Spiritualists reacted with an uncertainty to the theories of evolution in the late 19th and early 20th century. Broadly speaking the concept of evolution fitted the spiritualist thought of the progressive development of humanity.
At the same time, however, the belief in the animal origins of humanity threatened the foundation of the immortality of the spirit, for if humans had not been created by God, it was scarcely plausible that they would be specially endowed with spirits.
This led to Spiritualists embracing spiritual evolution.
After the 1920s, Spiritualism evolved in three different directions, all of which exist today.
-Syncretism: The first of these continued the tradition of individual practitioners, organised in circles centered on a medium and clients, without any hierarchy or dogma.
Already by the late 19th century Spiritualism had become increasingly syncretic, a natural development in a movement without central authority or dogma. Today, among these unorganised circles, Spiritualism is similar to the new age movement.
Today's syncretic Spiritualists are quite heterogeneous in their beliefs regarding issues such as reincarnation or the existence of God.
Some appropriate new age and neo-pagan beliefs, while others call themselves "Christian spiritualists", continuing with the tradition of cautiously incorporating spiritualist experiences into their Christian faith.
-Spiritualist church: The second direction taken has been to adopt formal organization, patterned after Christian denominations, with established liturgies and a set of seven principles, and training requirements for mediums.
In the United States the spiritualist churches are primarily affiliated either with the National Spiritualist Association of Churches or the loosely allied group of denominations known as the spiritual church movement;
in the U.K. the predominant organization is the Spiritualists' National Union, founded in 1890.
Formal education in spiritualist practice emerged in 1920s, with organizations like the William T. Stead Center in Chicago, Illinois, and continue today with the Arthur Findlay College at Stansted Hall in England, and the Morris Pratt Institute in Wisconsin, United States.
Diversity of belief among organized Spiritualists has led to a few schisms, the most notable occurring in the U.K. in 1957 between those who held the movement to be a religion sui generis (of its own with unique characteristics),
and a minority who held it to be a denomination within Christianity. In the United States, this distinction can be seen between the less Christian organization, the National Spiritualist Association of Churches, and the more Christian spiritual church movement.

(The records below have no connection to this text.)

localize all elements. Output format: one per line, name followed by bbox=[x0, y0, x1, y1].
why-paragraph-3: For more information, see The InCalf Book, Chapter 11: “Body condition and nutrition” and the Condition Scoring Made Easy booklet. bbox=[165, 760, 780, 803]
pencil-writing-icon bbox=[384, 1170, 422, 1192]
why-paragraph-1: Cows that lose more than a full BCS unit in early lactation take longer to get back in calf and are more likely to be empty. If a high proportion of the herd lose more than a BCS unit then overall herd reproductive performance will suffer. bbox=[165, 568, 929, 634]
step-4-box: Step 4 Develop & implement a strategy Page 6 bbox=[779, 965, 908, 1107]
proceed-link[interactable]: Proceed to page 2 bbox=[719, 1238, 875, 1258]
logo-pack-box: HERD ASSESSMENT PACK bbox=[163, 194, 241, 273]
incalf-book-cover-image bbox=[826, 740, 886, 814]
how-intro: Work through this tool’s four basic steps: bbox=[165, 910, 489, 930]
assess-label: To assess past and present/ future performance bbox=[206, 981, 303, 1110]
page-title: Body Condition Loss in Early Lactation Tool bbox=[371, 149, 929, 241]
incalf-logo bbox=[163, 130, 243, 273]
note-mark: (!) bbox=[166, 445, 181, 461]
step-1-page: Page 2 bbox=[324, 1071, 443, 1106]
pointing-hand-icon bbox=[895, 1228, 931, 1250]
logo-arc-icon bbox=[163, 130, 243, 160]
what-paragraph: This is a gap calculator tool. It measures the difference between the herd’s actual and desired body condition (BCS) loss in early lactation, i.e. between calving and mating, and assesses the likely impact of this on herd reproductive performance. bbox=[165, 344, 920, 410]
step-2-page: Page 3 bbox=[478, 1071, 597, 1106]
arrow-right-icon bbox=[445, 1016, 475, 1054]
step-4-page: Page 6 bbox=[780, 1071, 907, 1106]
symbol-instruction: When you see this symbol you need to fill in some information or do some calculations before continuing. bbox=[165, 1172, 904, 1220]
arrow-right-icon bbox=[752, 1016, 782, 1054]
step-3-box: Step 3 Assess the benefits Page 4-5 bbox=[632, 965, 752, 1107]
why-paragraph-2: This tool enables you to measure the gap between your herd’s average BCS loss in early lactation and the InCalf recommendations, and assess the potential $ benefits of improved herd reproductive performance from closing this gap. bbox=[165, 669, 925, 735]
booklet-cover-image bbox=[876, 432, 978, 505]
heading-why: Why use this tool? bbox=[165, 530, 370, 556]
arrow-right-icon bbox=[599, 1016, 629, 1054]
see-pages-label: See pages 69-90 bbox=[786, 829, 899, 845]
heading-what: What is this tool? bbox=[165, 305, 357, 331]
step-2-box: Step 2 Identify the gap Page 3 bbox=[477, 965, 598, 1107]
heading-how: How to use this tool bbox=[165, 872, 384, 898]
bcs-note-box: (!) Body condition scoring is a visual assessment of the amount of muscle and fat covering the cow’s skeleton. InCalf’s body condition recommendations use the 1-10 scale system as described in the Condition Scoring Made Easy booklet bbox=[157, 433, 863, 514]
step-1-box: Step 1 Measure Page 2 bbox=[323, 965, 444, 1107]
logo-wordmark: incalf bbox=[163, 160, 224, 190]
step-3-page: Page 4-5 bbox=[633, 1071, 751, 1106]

The practice of organized Spiritualism today resembles that of any other religion, having discarded most showmanship, particularly those elements resembling the conjurer's art.
There is thus a much greater emphasis on "mental" mediumship and an almost complete avoidance of the apparently miraculous "materializing" mediumship that so fascinated early believers such as Arthur Conan Doyle.
-Psychical research: Already as early as 1882, with the founding of the Society for Psychical Research (SPR), parapsychologists emerged to investigate spiritualist claims.
The SPR's investigations into Spiritualism exposed many fraudulent mediums which contributed to the decline of interest in physical mediumship.